The UN Security Council will meet urgently to discuss the violence in Gaza.


Gaza: Jordan’s foreign minister spoke out against Israel’s “aggression” in the Strip and warned against “provocations” on the Temple Mount. The UAE, which helped organise the meeting, said it was “deeply concerned” about the violence.

In a statement, Riyad Mansour, the Palestinian Ambassador to the UN, said in a statement that the UN Security Council will hold an emergency meeting behind closed doors on Monday to talk about the latest flare-up between Israel and Palestinian Islamic Jihad in the Gaza Strip.

The UN Security Council will meet urgently to discuss the violence in Gaza
AP Photo/Mary Altaffer

The meeting was asked for by the UAE, which is a member of the UNSC along with China, France, Ireland, and Norway, according to a statement from the UAE’s Foreign Ministry.

“The United Arab Emirates have stressed the need to bring calm back to the Gaza Strip, stop escalation, and protect civilian lives,” she said, adding that Abu Dhabi “expresses its deep concern over the current escalation and calls for maximum restraint to avoid being drawn into new levels of violence and instability.”

During the meeting on Monday, members of the Security Council will talk about “what’s going on now and how to help international efforts to achieve a full and fair peace,” a senior Emirati official said.

As part of the operation that started on Friday to stop what Israeli leaders said was an immediate threat to Israeli communities from the terror group Islamic Jihad, Israel has conducted a number of strikes in Gaza that have been aimed at Islamic Jihad.

The operation started after Israeli towns near the Strip had been closed and locked down for several days because of rumours of an imminent attack.
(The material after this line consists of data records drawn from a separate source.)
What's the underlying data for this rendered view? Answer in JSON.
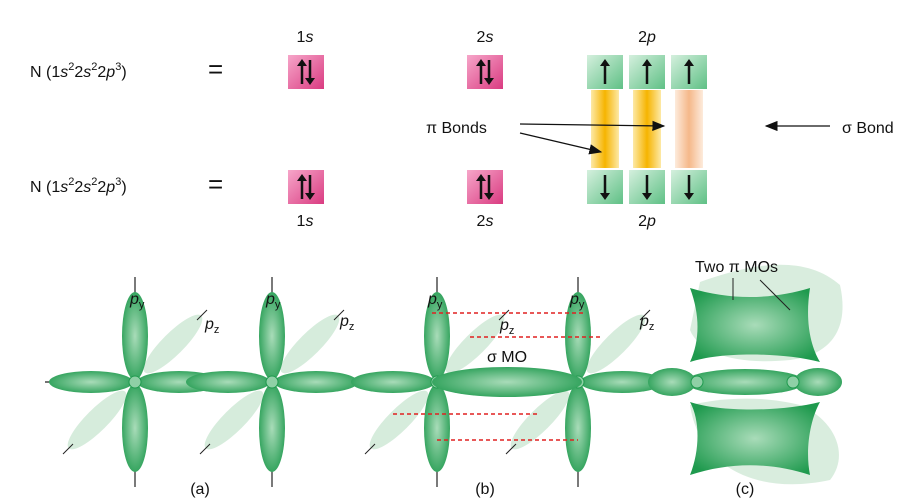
{
  "top_row": {
    "config": [
      "N (1",
      "s",
      "2",
      "2",
      "s",
      "2",
      "2",
      "p",
      "3",
      ")"
    ],
    "equals": "=",
    "orbitals": [
      {
        "n": "1",
        "l": "s"
      },
      {
        "n": "2",
        "l": "s"
      },
      {
        "n": "2",
        "l": "p"
      }
    ]
  },
  "bottom_row": {
    "config": [
      "N (1",
      "s",
      "2",
      "2",
      "s",
      "2",
      "2",
      "p",
      "3",
      ")"
    ],
    "equals": "=",
    "orbitals": [
      {
        "n": "1",
        "l": "s"
      },
      {
        "n": "2",
        "l": "s"
      },
      {
        "n": "2",
        "l": "p"
      }
    ]
  },
  "pi_bonds_label": "π Bonds",
  "sigma_bond_label": "σ Bond",
  "panels": [
    {
      "caption": "(a)",
      "labels": [
        {
          "main": "p",
          "sub": "y"
        },
        {
          "main": "p",
          "sub": "z"
        },
        {
          "main": "p",
          "sub": "y"
        },
        {
          "main": "p",
          "sub": "z"
        }
      ]
    },
    {
      "caption": "(b)",
      "labels": [
        {
          "main": "p",
          "sub": "y"
        },
        {
          "main": "p",
          "sub": "z"
        },
        {
          "main": "p",
          "sub": "y"
        },
        {
          "main": "p",
          "sub": "z"
        }
      ],
      "mo_label": "σ MO"
    },
    {
      "caption": "(c)",
      "mo_label": "Two π MOs"
    }
  ]
}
The PIJ wanted to get back at Israel for arresting its West Bank leader earlier in the week.

Israeli leaders said the operation was started because the PIJ wouldn’t give up its plan to attack Israeli targets near the border.

The Israel Defense Forces said Sunday that since Friday, Islamic Jihad has fired more than 580 rockets at Israel.

Channel 12 news said, without citing any sources, that Israel was trying to get support for its actions from the UAE, with which it made official ties in 2020, and Saudi Arabia, with which it has had an unofficial relationship in recent years, but to no avail.

Ayman Safadi, the Jordanian foreign minister, called Israel’s operation in Gaza an “aggression” on Saturday night. He tweeted that he had talked about it with Tor Wennesland, the UN’s Middle East envoy.

He also said that Israeli “provocations” shouldn’t happen on Jerusalem’s Temple Mount on Sunday, when Jews will be celebrating Tisha B’Av, a holiday that remembers the destruction of the temples that Jews think once stood there.

From 1948 to 1967, Jordan was in charge of the West Bank and East Jerusalem. During the Six-Day War in 1967, Israel took control of the area and then claimed sovereignty over the Old City and a larger Jerusalem.

Jordan has always said that its treaties with Israel give it control over the Christian and Muslim holy sites in Jerusalem.

Israel has never agreed with this claim, but it does let the Jordan-funded Waqf run the Temple Mount on a day-to-day basis.

On past Tisha B’Avs, more than 1,000 Jewish pilgrims went to the place where Israelis and Palestinians have been fighting over and over again in recent years. Israel doesn’t think that these visits break the “status quo,” which is a deal that helps decide how people should act at the site.

Muslims are allowed to go to the Temple Mount and pray there, but non-Muslims are only allowed to go there. But Palestinians think that having so many Jewish visitors is a problem with the way things are now.